We want to thank all of the anonymous CC Certificate participants who volunteered their time to help us with this analysis.

[1] – Of note:Because the surveys were voluntary, we were concerned about the risk of volunteer sample bias. To rule out one element of this bias, which would show favorable endline survey results in favor of people who were “good students” or on the trajectory to graduate anyway, Jonathan analyzed just the results of participants who passed the course. We did this to address the potential critique:“maybe the course doesn’t teach anything, but merely convinces the bad students not to take the post-test, so the distribution of post-test scores of course looks better than the distribution of pre-test scores.” We learned that by making a pair of histograms for over-all score before and after the course from only participants who were successful in the course, then they should look pretty much the same.

[2] – Per Jonathan Poritz, if you’re a little rusty in your statistical terminology, most of the graphs in the full analysis are histograms, meaning that the heights of the bars indicate how many scores lie in the range of percentages covered by the base of that bar on the horizontal, “Percent Correct,” axis. For example, the bar in the “Before Course” histogram whose left edge is at location 60 on the horizontal axis has a base going from 60 to 65 on that horizontal axis and height of 13. That means that 13 participants’ pre-test scores were in the range 60 to 65% correct.

The vertical blue line in these histograms is located at the median of the scores for that graph, meaning that half of the scores in that dataset are less than (to the left of) that score, and half are greater than (to the right of) that score: it is a good measure of the “middle value” of the dataset.

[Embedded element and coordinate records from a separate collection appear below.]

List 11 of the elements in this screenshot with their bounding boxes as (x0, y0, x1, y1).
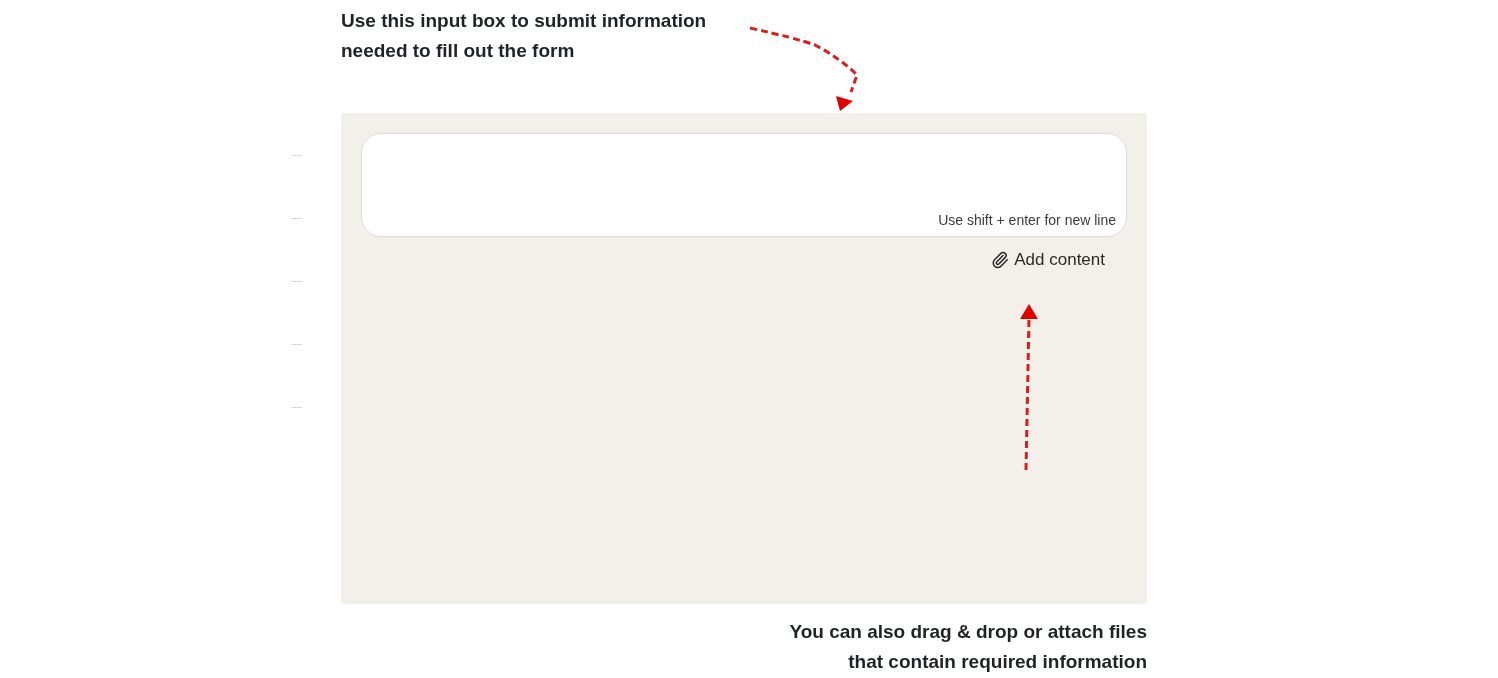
paperclip-icon (991, 250, 1010, 270)
dash-mark (291, 344, 302, 345)
add-content-button[interactable]: Add content (983, 247, 1113, 273)
dash-mark (291, 407, 302, 408)
input-field[interactable]: Use shift + enter for new line (361, 133, 1127, 237)
instruction-text: You can also drag & drop or attach files that contain required information (788, 620, 1147, 674)
dash-mark (291, 155, 302, 156)
dash-mark (291, 218, 302, 219)
dash-mark (291, 281, 302, 282)
instruction-text: Use this input box to submit information needed to fill out the form (341, 9, 708, 63)
hint-text: Use shift + enter for new line (938, 211, 1117, 230)
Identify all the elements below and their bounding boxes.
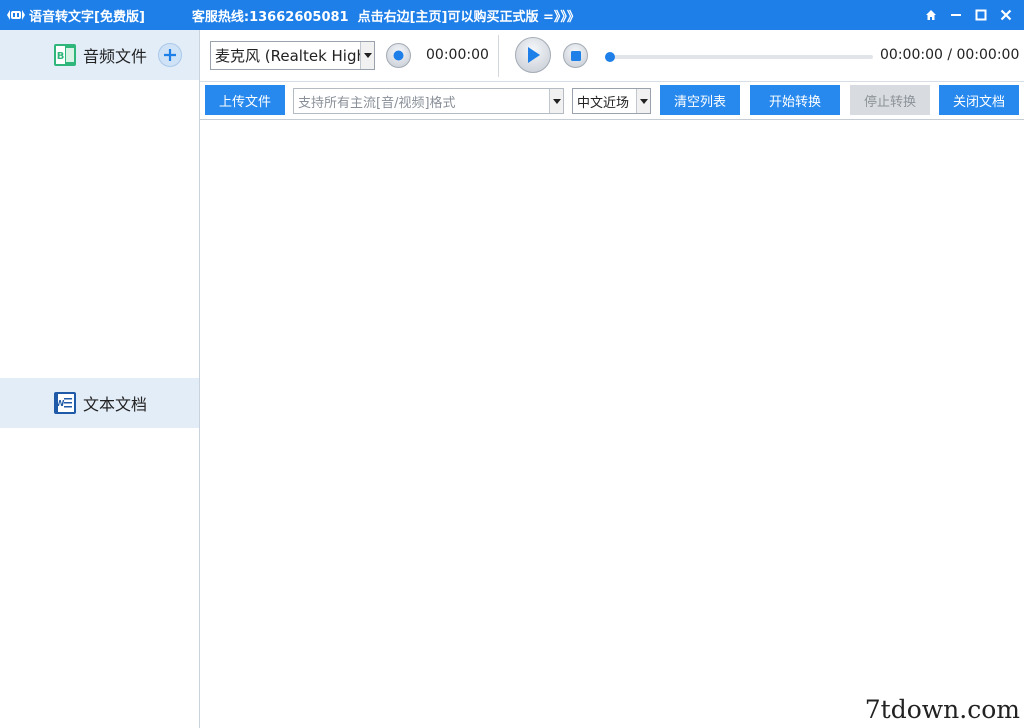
chevron-down-icon bbox=[549, 89, 563, 113]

Thein the key box in each graph indicates the mean (or average) of that dataset, which is another measure of the middle of data, but means are more sensitive than medians to outliers, meaning that atypical scores way off to one end will pull the mean in that direction but not the median.



[3] –The term “95% confidence interval” is a standard assumption in applied statistics. The 95% confidence interval is a range of values within which we would expect to see 95% of those sample means if we were to (1) repeatedly collect random samples and (2) recalculate the sample mean each time. If the subset of participants who took the test were a random sample of course participants (rather than a self-selected group of volunteers), then the sample mean would slightly vary every time a new random sample was chosen from among all participants.